My First Summer in the SierraMy First Summer in the Sierra by John Muir
My rating: 5 of 5 stars

Beautiful and inspiring. I just love Muir's personality. His outlook on the world is so close to my own. I feel like I can really related to his writings. Themes that make sense to me: the natural world as sacred; God speaking to us through nature; spirituality coming to us mostly through the mundane and canny, but with occasional, apparently supernatural experiences that serve to confuse as much as anything.

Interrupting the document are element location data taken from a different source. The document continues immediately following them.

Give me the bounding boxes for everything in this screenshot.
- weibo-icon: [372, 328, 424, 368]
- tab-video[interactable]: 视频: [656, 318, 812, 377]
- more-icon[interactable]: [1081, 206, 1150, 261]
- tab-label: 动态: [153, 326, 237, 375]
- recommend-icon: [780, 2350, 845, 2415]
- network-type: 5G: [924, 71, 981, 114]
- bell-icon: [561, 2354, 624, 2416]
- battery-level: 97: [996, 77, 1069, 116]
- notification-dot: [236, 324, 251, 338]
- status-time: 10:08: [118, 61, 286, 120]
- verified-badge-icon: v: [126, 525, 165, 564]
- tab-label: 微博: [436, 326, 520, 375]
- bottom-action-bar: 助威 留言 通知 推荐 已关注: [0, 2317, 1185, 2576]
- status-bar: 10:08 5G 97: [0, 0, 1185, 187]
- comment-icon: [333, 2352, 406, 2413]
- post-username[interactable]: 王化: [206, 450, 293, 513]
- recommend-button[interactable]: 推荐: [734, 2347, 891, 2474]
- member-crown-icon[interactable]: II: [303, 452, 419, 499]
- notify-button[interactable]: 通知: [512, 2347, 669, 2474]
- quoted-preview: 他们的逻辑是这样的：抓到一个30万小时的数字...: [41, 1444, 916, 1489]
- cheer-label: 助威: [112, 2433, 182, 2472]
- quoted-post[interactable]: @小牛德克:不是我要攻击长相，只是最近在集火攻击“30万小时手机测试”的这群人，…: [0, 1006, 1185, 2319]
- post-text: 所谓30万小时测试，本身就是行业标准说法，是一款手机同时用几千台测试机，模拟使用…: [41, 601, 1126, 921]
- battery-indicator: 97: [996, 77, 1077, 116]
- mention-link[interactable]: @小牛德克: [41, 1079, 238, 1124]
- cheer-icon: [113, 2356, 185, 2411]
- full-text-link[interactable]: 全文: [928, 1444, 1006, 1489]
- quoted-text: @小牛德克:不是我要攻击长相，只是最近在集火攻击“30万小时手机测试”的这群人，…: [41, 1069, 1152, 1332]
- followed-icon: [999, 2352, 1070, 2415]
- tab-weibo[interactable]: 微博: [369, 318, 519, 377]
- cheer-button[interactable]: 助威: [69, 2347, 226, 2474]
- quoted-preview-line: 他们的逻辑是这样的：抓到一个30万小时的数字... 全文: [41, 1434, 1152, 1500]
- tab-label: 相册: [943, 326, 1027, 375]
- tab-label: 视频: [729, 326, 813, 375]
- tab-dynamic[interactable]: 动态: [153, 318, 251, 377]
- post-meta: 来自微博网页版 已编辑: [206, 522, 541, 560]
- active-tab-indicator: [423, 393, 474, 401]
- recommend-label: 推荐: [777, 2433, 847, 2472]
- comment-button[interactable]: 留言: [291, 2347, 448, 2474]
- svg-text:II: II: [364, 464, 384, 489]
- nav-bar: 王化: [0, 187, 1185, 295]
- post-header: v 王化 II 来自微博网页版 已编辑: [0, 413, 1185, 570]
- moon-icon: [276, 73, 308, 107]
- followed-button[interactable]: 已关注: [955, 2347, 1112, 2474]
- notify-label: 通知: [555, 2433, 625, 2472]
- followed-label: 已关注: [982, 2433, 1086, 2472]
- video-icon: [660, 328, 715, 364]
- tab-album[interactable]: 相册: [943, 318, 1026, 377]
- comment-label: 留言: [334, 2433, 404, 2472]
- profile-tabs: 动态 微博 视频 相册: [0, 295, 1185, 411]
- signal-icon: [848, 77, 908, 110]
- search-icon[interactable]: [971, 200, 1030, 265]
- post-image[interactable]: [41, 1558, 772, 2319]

My favorite passage from the book is Muir's description of going to see the falls:


I took off my shoes and stockings and worked my way cautiously down alongside the rushing flood, keeping my feet and hands pressed firmly on the polished rock. the booming, roaring water, rushing past close to my head, was very exciting. I had expected that the sloping apron would terminate with the perpendicular wall of the valley, and that from the foot of it, where it is less steeply inclined, I should be able to lean far enough out to see the forms and behavior of the fall all the way down to the bottom. But I found that there was yet another small brow over which I could not see, and which appeared to be too steep for mortal feet. Scanning it keenly, I discovered a narrow shelf about three inches wide on the very brink, just wide enough for a rest for one's heels. But there seemed to be no way of reaching it over so steep a brow. At length, after careful scrutiny of the surface, I gound an irregular edge of a flake of the rock some distance back from the margin of the torrent. If I was to get down to the brink at all that rough edge, which might offer slight finger holds, was the only way. But the slope beside it looked dangerously smooth and steep, and the swift roaring flood beneath, overhead, and beside me was very nerve-trying. I therefore concluded not to venture farther, but did nevertheless. Tufts of artemisia were growing in clefts of the rock near by, and I filled my mouth with the bitter leaves, hoping they might help to prevent giddiness. Then, with a caution not known in ordinary circumstances, I crept down safely to the little ledge, got my heels well planted on it, then shuffled in a horizontal direction twenty or thirty feet until close to the outplunging current, which, by the time it had descended thus far, was already white. Here I obtained a perfectly free view down into the heart of the snowy, chanting throng of comet-like streamers, into which the body of the fall soon separates.


He later says that he couldn't sleep that night at all, because each time he dosed off, he dreamed the granite beneath him was giving way and he was falling through free space into Yosemite Valley. Hilarious and wonderful material.